曲にもよりますが、一種の催眠術にかけられ、素晴らしく聴こえてしまうのです。まあ、「悲愴」を聴くならカラヤン盤は無難な演奏と言うべきでしょう。「悲愴」なら名盤はいくらでもあります。

ヤフー・ブログ時代に投稿した「チャイコフスキーの交響曲(名盤・名演奏)」の投稿記事のアドレスをこの記事の最後に記しておきます。ご参考まで・・・

 

なお、HIROちゃんの手元にあるカラヤンの「悲愴」のライブラリーは次のとおりです。アンチ・カラヤンと言いつつ良く集めたものです・・・

あっ!・・・そうそう、カラヤンの映像作品は画面を見ないで音だけで鑑賞したほうがいいかもね・・・騙されても気が付かないので・・・

 

■HIROちゃんのカラヤン指揮の「悲愴」

ウィーン・フィルハーモニー管弦楽団 (1948) LP、CD

・フィルハーモニア管弦楽団        (1950) LP、CD

ベルリン・フィルハーモニー管弦楽団 (1964) LP、CD

・ベルリン・フィルハーモニー管弦楽団 (1971) LP、CD

ベルリン・フィルハーモニー管弦楽団(1973)※DVD映像

 (今回NHKの放映と同一のもの)

・ベルリン・フィルハーモニー管弦楽団 (1976) CD

ウィーン・フィルハーモニー管弦楽団 (1984) LP、CD

・ウィーン・フィルハーモニー管弦楽団 (1984)※DVD映像

 上記と同じ音源?

・ベルリン・フィルハーモニー管弦楽団 (1988/05/02)

 東京公演(サントリーホールでのライブ) CD

 

■ご参考 クリックすれば記事につながります。

チャイコフスキーの交響曲(名盤・名演奏) 

※ヤフー・ブログからの引っ越しでコメントは全て消えています。

 

あれっ!・・・カラヤンばかりでバーンスタインのマーラーの交響曲の感想を書くのを忘れました。

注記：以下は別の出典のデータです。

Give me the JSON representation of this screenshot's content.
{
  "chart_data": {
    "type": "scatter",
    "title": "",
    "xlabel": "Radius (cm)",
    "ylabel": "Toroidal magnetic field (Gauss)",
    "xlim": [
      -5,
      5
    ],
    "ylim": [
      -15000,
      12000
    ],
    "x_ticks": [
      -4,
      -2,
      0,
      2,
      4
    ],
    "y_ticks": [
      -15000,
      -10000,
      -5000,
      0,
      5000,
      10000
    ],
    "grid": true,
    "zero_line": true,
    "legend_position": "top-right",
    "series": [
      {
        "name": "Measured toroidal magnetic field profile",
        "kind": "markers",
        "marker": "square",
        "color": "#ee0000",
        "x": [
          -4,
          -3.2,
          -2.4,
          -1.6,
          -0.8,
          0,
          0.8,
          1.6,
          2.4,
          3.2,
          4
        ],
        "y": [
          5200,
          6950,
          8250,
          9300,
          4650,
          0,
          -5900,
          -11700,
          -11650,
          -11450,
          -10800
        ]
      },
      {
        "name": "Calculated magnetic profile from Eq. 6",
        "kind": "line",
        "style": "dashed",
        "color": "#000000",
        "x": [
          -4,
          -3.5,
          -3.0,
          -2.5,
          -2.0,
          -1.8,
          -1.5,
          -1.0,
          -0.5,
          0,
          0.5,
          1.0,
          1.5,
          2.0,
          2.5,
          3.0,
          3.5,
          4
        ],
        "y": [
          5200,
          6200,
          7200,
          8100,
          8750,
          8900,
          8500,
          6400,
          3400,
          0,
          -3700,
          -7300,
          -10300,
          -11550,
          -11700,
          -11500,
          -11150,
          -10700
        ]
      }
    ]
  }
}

HIROちゃんにとっては、初めて見る映像でした。バーンスタインのマーラーはニューヨーク・フィルハーモニックとの全曲の他、何枚か音源のCDを持ていますが、今回の映像では第4楽章の「アダージェット」がとても美しかった・・・とだけ書いておきましょう。

 

では、今日は、このへんで・・・HIROちゃんでした。